Visegrad Muslims remember victims of Ratko Mladic’s 1992 Bosnian massacres
HUNDREDS of Muslims gathered in the Bosnian city of Visegrad to honour loved ones killed in 1992 massacres by the forces of arrested war crimes suspect Ratko Mladic.
AFP May 29, 2011
“I almost fainted when I learned of Mladic’s arrest, I was so happy,” said Safija Omerovic, a grandmother who came to throw roses from the Visegrad bridge for family members killed in this western Bosnian town at the start of the 1992-1995 Bosnia war.
Visegrad is famed as the site where, between April and June 1992, Bosnian Serb forces killed 1500 civilians, according to the Bosnian Institute for Missing Persons, and dumped their bodies into the Drina river.
Omerovic, 76, said she lost at least 30 relatives in the massacres.
“My son, my brother, his three sons, my mother, nephews,” she said, though she smiled at the thought that Mladic is finally behind bars.
Mladic, accused of masterminding the 1995 Srebrenica massacre and other atrocities during the war, was arrested on Thursday after 16 years on the run. He is expected to be transferred next week to the International Criminal Tribunal for the former Yugoslavia (ICTY) in The Hague, where he faces charges of war crimes, genocide and crimes against humanity.
Visegrad and its surroundings, where Muslims accounted for 60 per cent of the population of some 21,000 before the conflict, were the scene of particularly cruel crimes.
People were confined in houses and burnt to death, while several hundred women were raped, victims’ associations say. Those who survived were expelled from their homes.
Every May, the victims’ families gather at the Ottoman-era Visegrad bridge to throw roses in the river Drina in remembrance.
“The Drina is the biggest mass grave in the Balkans,” said Bakira Hasecic, who heads an association for rape victims in Visegrad.
Local imam Jusuf Karaman never found his brother, Safet, who was imam of the Visegrad mosque at the start of the conflict.
“According to all indications I had, he was brought to this bridge, his throat was slit and his body later thrown in the Drina,” he said.
“I hope that after Mladic’s arrest, the atmosphere will change for the better and that Muslims will be encouraged to return to their homes in Visegrad,” he said.
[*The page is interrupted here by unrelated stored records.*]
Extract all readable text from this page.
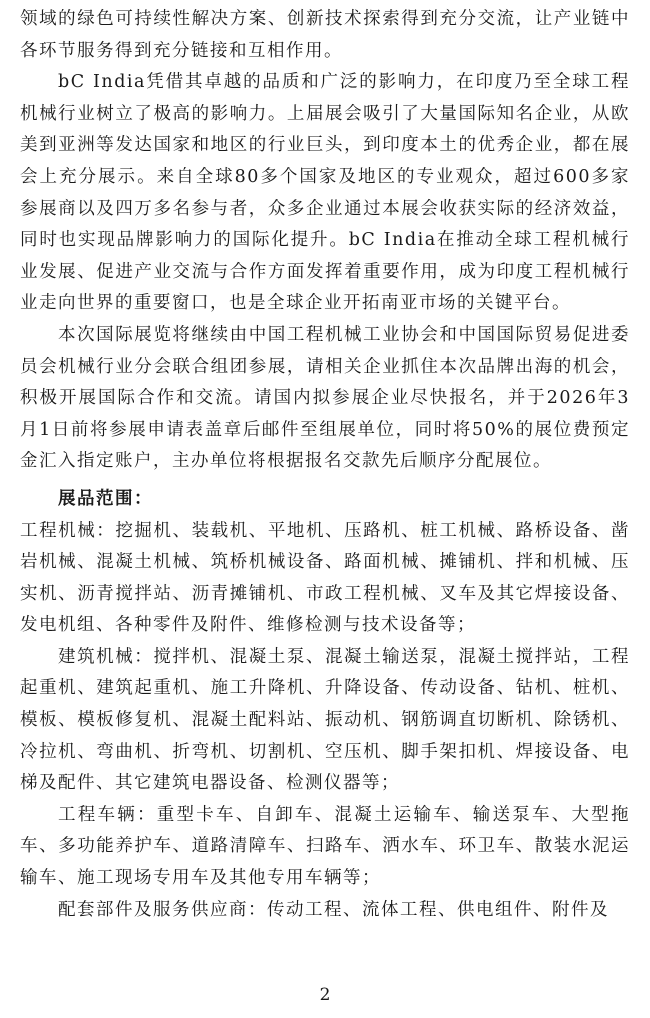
领域的绿色可持续性解决方案、创新技术探索得到充分交流，让产业链中各环节服务得到充分链接和互相作用。

bC India凭借其卓越的品质和广泛的影响力，在印度乃至全球工程机械行业树立了极高的影响力。上届展会吸引了大量国际知名企业，从欧美到亚洲等发达国家和地区的行业巨头，到印度本土的优秀企业，都在展会上充分展示。来自全球80多个国家及地区的专业观众，超过600多家参展商以及四万多名参与者，众多企业通过本展会收获实际的经济效益，同时也实现品牌影响力的国际化提升。bC India在推动全球工程机械行业发展、促进产业交流与合作方面发挥着重要作用，成为印度工程机械行业走向世界的重要窗口，也是全球企业开拓南亚市场的关键平台。

本次国际展览将继续由中国工程机械工业协会和中国国际贸易促进委员会机械行业分会联合组团参展，请相关企业抓住本次品牌出海的机会，积极开展国际合作和交流。请国内拟参展企业尽快报名，并于2026年3月1日前将参展申请表盖章后邮件至组展单位，同时将50%的展位费预定金汇入指定账户，主办单位将根据报名交款先后顺序分配展位。

展品范围：

工程机械：挖掘机、装载机、平地机、压路机、桩工机械、路桥设备、凿岩机械、混凝土机械、筑桥机械设备、路面机械、摊铺机、拌和机械、压实机、沥青搅拌站、沥青摊铺机、市政工程机械、叉车及其它焊接设备、发电机组、各种零件及附件、维修检测与技术设备等；

建筑机械：搅拌机、混凝土泵、混凝土输送泵，混凝土搅拌站，工程起重机、建筑起重机、施工升降机、升降设备、传动设备、钻机、桩机、模板、模板修复机、混凝土配料站、振动机、钢筋调直切断机、除锈机、冷拉机、弯曲机、折弯机、切割机、空压机、脚手架扣机、焊接设备、电梯及配件、其它建筑电器设备、检测仪器等；

工程车辆：重型卡车、自卸车、混凝土运输车、输送泵车、大型拖车、多功能养护车、道路清障车、扫路车、洒水车、环卫车、散装水泥运输车、施工现场专用车及其他专用车辆等；

配套部件及服务供应商：传动工程、流体工程、供电组件、附件及

2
He said a little more than 1000 Muslims now lived in Visegrad, part of the Serb-run Republika Srpska in Bosnia, the mass expulsion during the conflict.
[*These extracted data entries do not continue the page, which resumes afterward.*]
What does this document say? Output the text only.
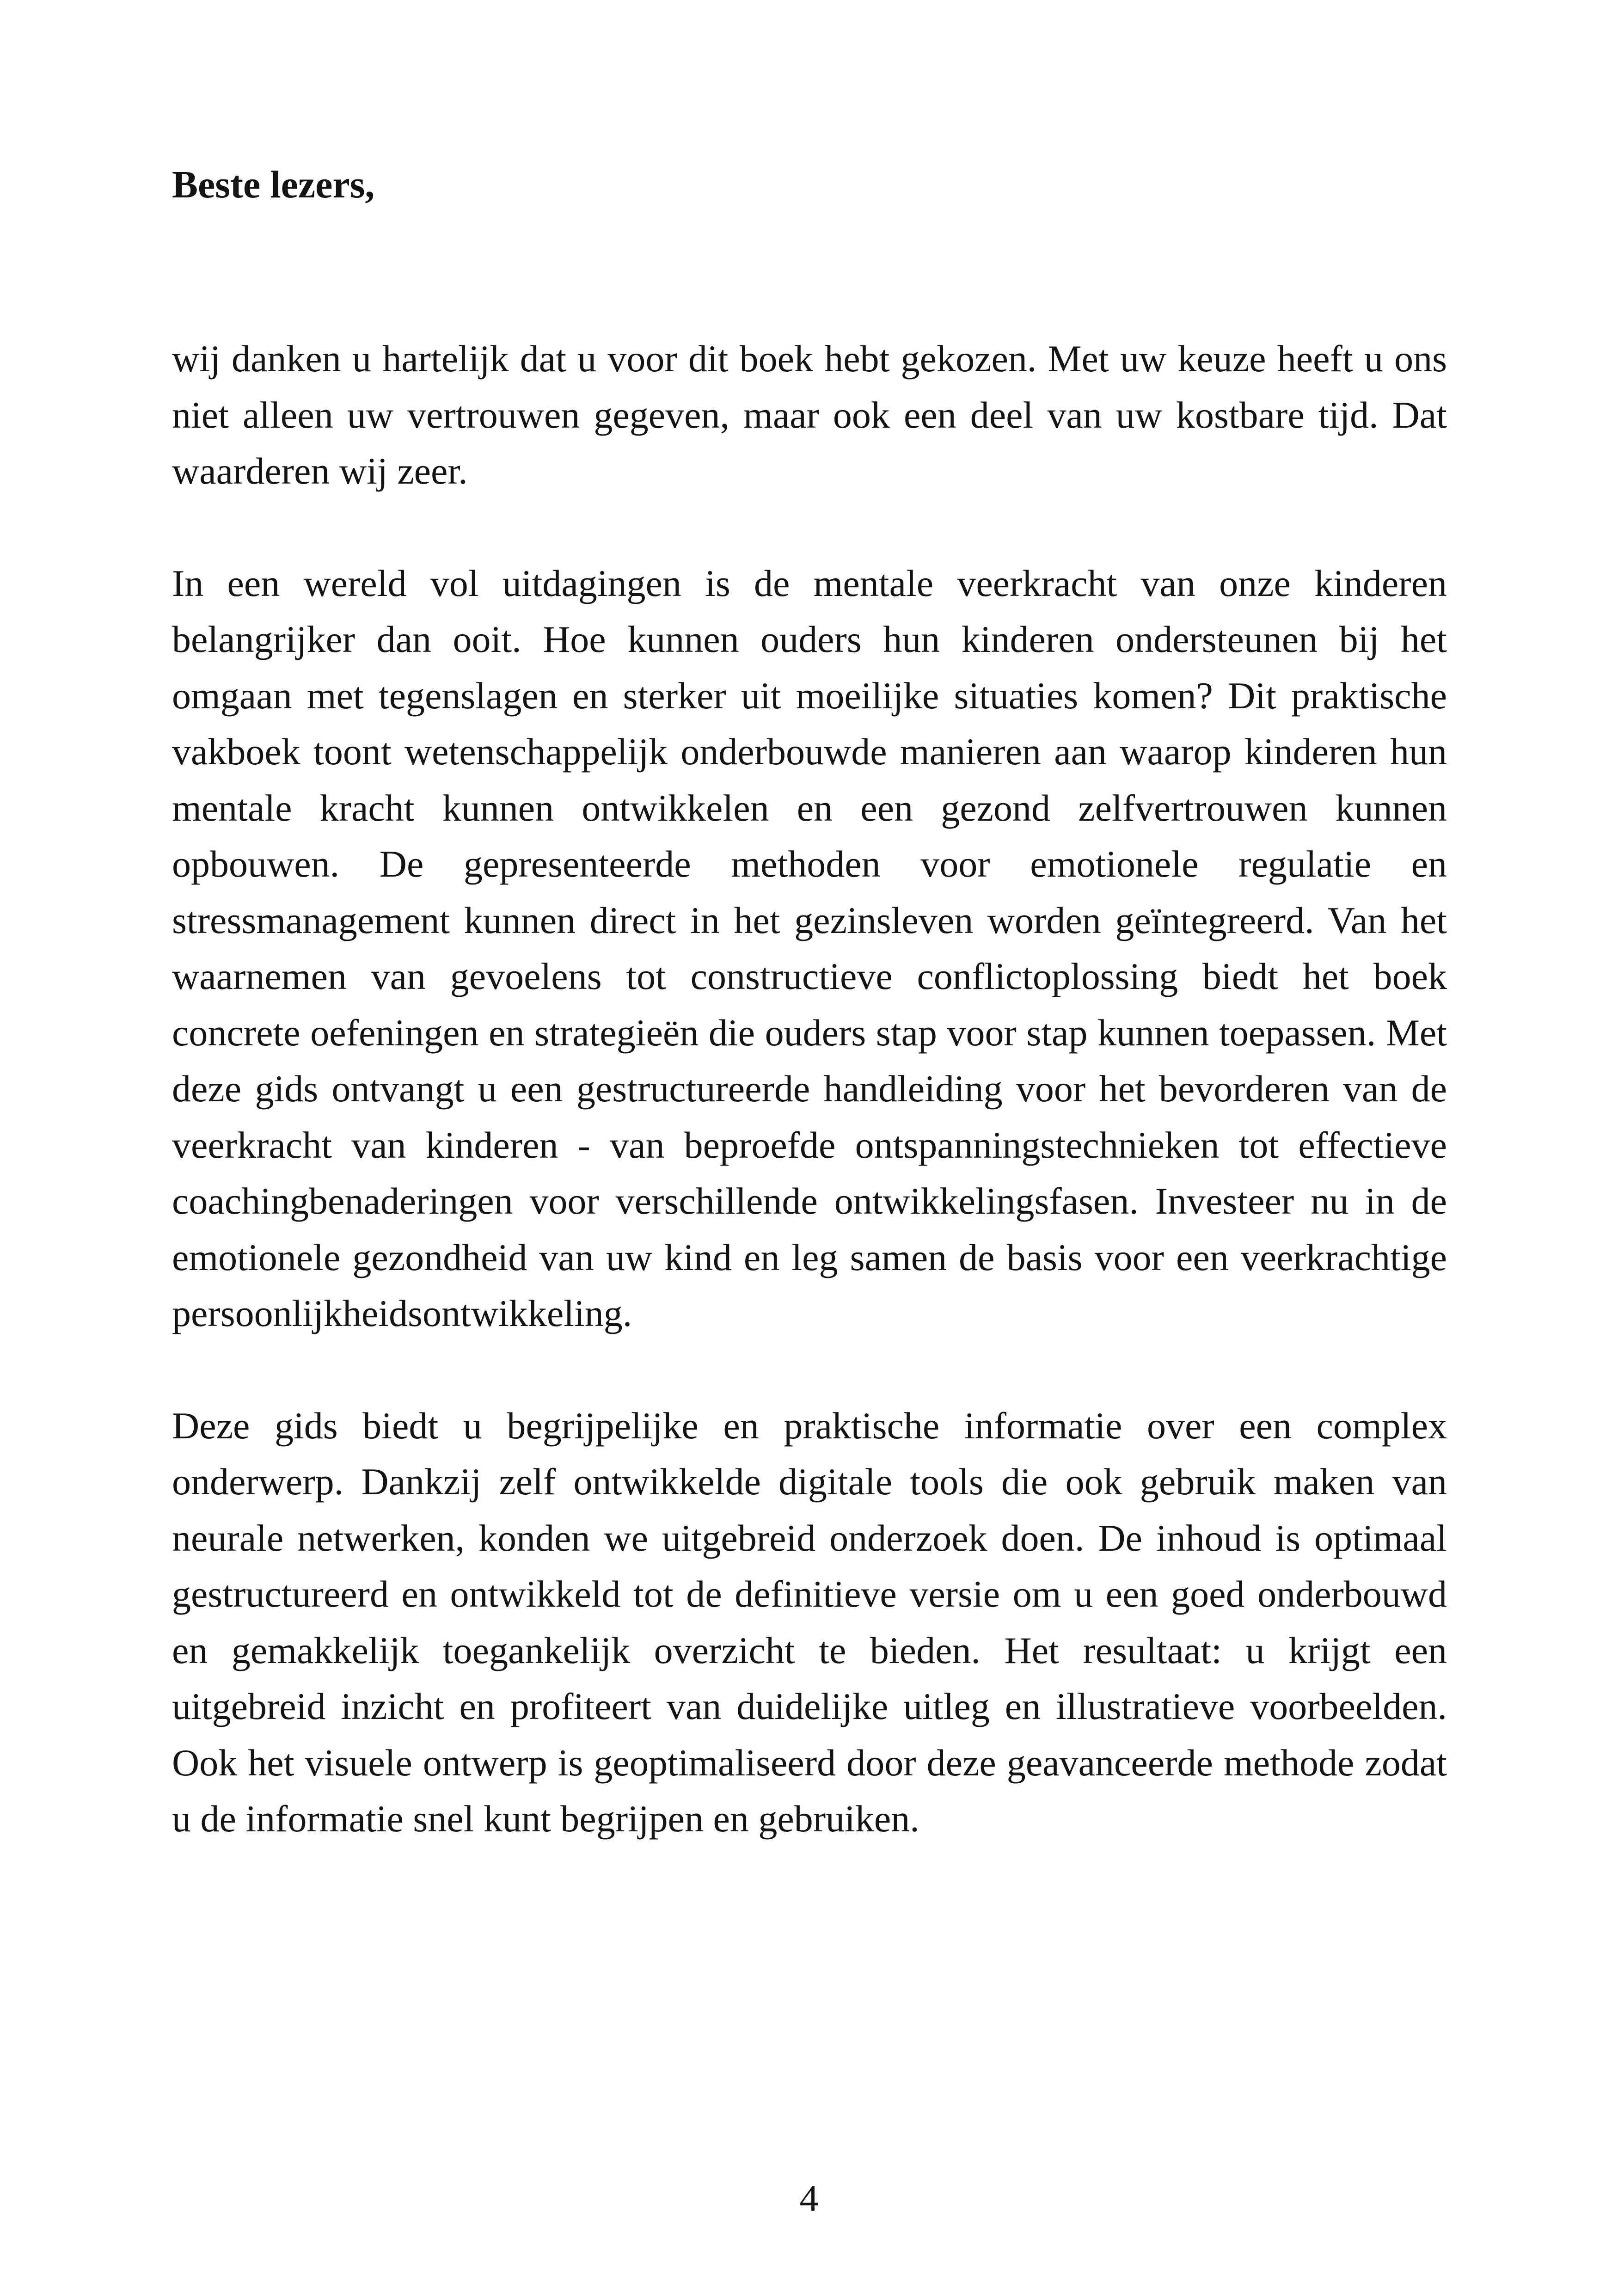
Beste lezers,

wij danken u hartelijk dat u voor dit boek hebt gekozen. Met uw keuze heeft u ons niet alleen uw vertrouwen gegeven, maar ook een deel van uw kostbare tijd. Dat waarderen wij zeer.

In een wereld vol uitdagingen is de mentale veerkracht van onze kinderen belangrijker dan ooit. Hoe kunnen ouders hun kinderen ondersteunen bij het omgaan met tegenslagen en sterker uit moeilijke situaties komen? Dit praktische vakboek toont wetenschappelijk onderbouwde manieren aan waarop kinderen hun mentale kracht kunnen ontwikkelen en een gezond zelfvertrouwen kunnen opbouwen. De gepresenteerde methoden voor emotionele regulatie en stressmanagement kunnen direct in het gezinsleven worden geïntegreerd. Van het waarnemen van gevoelens tot constructieve conflictoplossing biedt het boek concrete oefeningen en strategieën die ouders stap voor stap kunnen toepassen. Met deze gids ontvangt u een gestructureerde handleiding voor het bevorderen van de veerkracht van kinderen - van beproefde ontspanningstechnieken tot effectieve coachingbenaderingen voor verschillende ontwikkelingsfasen. Investeer nu in de emotionele gezondheid van uw kind en leg samen de basis voor een veerkrachtige persoonlijkheidsontwikkeling.

Deze gids biedt u begrijpelijke en praktische informatie over een complex onderwerp. Dankzij zelf ontwikkelde digitale tools die ook gebruik maken van neurale netwerken, konden we uitgebreid onderzoek doen. De inhoud is optimaal gestructureerd en ontwikkeld tot de definitieve versie om u een goed onderbouwd en gemakkelijk toegankelijk overzicht te bieden. Het resultaat: u krijgt een uitgebreid inzicht en profiteert van duidelijke uitleg en illustratieve voorbeelden. Ook het visuele ontwerp is geoptimaliseerd door deze geavanceerde methode zodat u de informatie snel kunt begrijpen en gebruiken.

4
The bodies of more than 700 victims in Visegrad are reported missing and efforts are still being made to recover them.
Last year, forensic experts took advantage of the opening of a dam for the first time since the conflict to recover some bodies from Lake Perucac, where many eventually ended up.
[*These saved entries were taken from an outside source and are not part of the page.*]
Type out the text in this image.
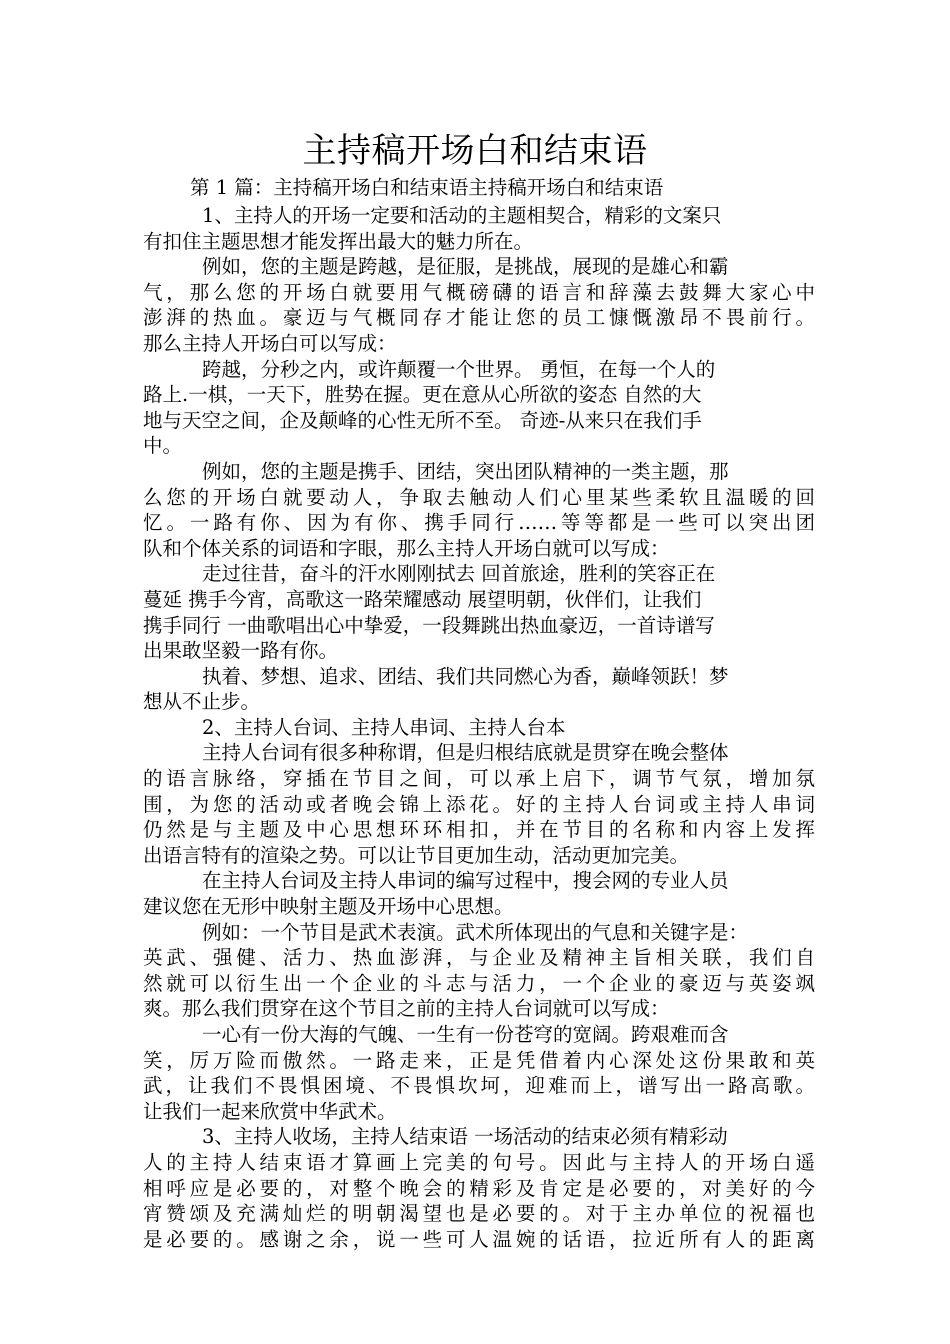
主持稿开场白和结束语
第 1 篇：主持稿开场白和结束语主持稿开场白和结束语
1、主持人的开场一定要和活动的主题相契合，精彩的文案只
有扣住主题思想才能发挥出最大的魅力所在。
例如，您的主题是跨越，是征服，是挑战，展现的是雄心和霸
气，那么您的开场白就要用气概磅礴的语言和辞藻去鼓舞大家心中
澎湃的热血。豪迈与气概同存才能让您的员工慷慨激昂不畏前行。
那么主持人开场白可以写成：
跨越，分秒之内，或许颠覆一个世界。 勇恒，在每一个人的
路上.一棋，一天下，胜势在握。更在意从心所欲的姿态 自然的大
地与天空之间，企及颠峰的心性无所不至。 奇迹-从来只在我们手
中。
例如，您的主题是携手、团结，突出团队精神的一类主题，那
么您的开场白就要动人，争取去触动人们心里某些柔软且温暖的回
忆。一路有你、因为有你、携手同行……等等都是一些可以突出团
队和个体关系的词语和字眼，那么主持人开场白就可以写成：
走过往昔，奋斗的汗水刚刚拭去 回首旅途，胜利的笑容正在
蔓延 携手今宵，高歌这一路荣耀感动 展望明朝，伙伴们，让我们
携手同行 一曲歌唱出心中挚爱，一段舞跳出热血豪迈，一首诗谱写
出果敢坚毅一路有你。
执着、梦想、追求、团结、我们共同燃心为香，巅峰领跃！梦
想从不止步。
2、主持人台词、主持人串词、主持人台本
主持人台词有很多种称谓，但是归根结底就是贯穿在晚会整体
的语言脉络，穿插在节目之间，可以承上启下，调节气氛，增加氛
围，为您的活动或者晚会锦上添花。好的主持人台词或主持人串词
仍然是与主题及中心思想环环相扣，并在节目的名称和内容上发挥
出语言特有的渲染之势。可以让节目更加生动，活动更加完美。
在主持人台词及主持人串词的编写过程中，搜会网的专业人员
建议您在无形中映射主题及开场中心思想。
例如：一个节目是武术表演。武术所体现出的气息和关键字是：
英武、强健、活力、热血澎湃，与企业及精神主旨相关联，我们自
然就可以衍生出一个企业的斗志与活力，一个企业的豪迈与英姿飒
爽。那么我们贯穿在这个节目之前的主持人台词就可以写成：
一心有一份大海的气魄、一生有一份苍穹的宽阔。跨艰难而含
笑，厉万险而傲然。一路走来，正是凭借着内心深处这份果敢和英
武，让我们不畏惧困境、不畏惧坎坷，迎难而上，谱写出一路高歌。
让我们一起来欣赏中华武术。
3、主持人收场，主持人结束语 一场活动的结束必须有精彩动
人的主持人结束语才算画上完美的句号。因此与主持人的开场白遥
相呼应是必要的，对整个晚会的精彩及肯定是必要的，对美好的今
宵赞颂及充满灿烂的明朝渴望也是必要的。对于主办单位的祝福也
是必要的。感谢之余，说一些可人温婉的话语，拉近所有人的距离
“We will soon be presenting the results of the identifications of about 150 victims whose remains were found,” the head of the Bosnian Institute for Missing Persons, Amor Masovic, told AFP.
At the ceremony, 80-year-old Biba Kariman said there had been no news of her son since the conflict.
“They took him away. I don’t know what they did to him. His body was never found,” she said, wrapped in a white scarf. “All I hope for Mladic is that God gives him what he deserves.”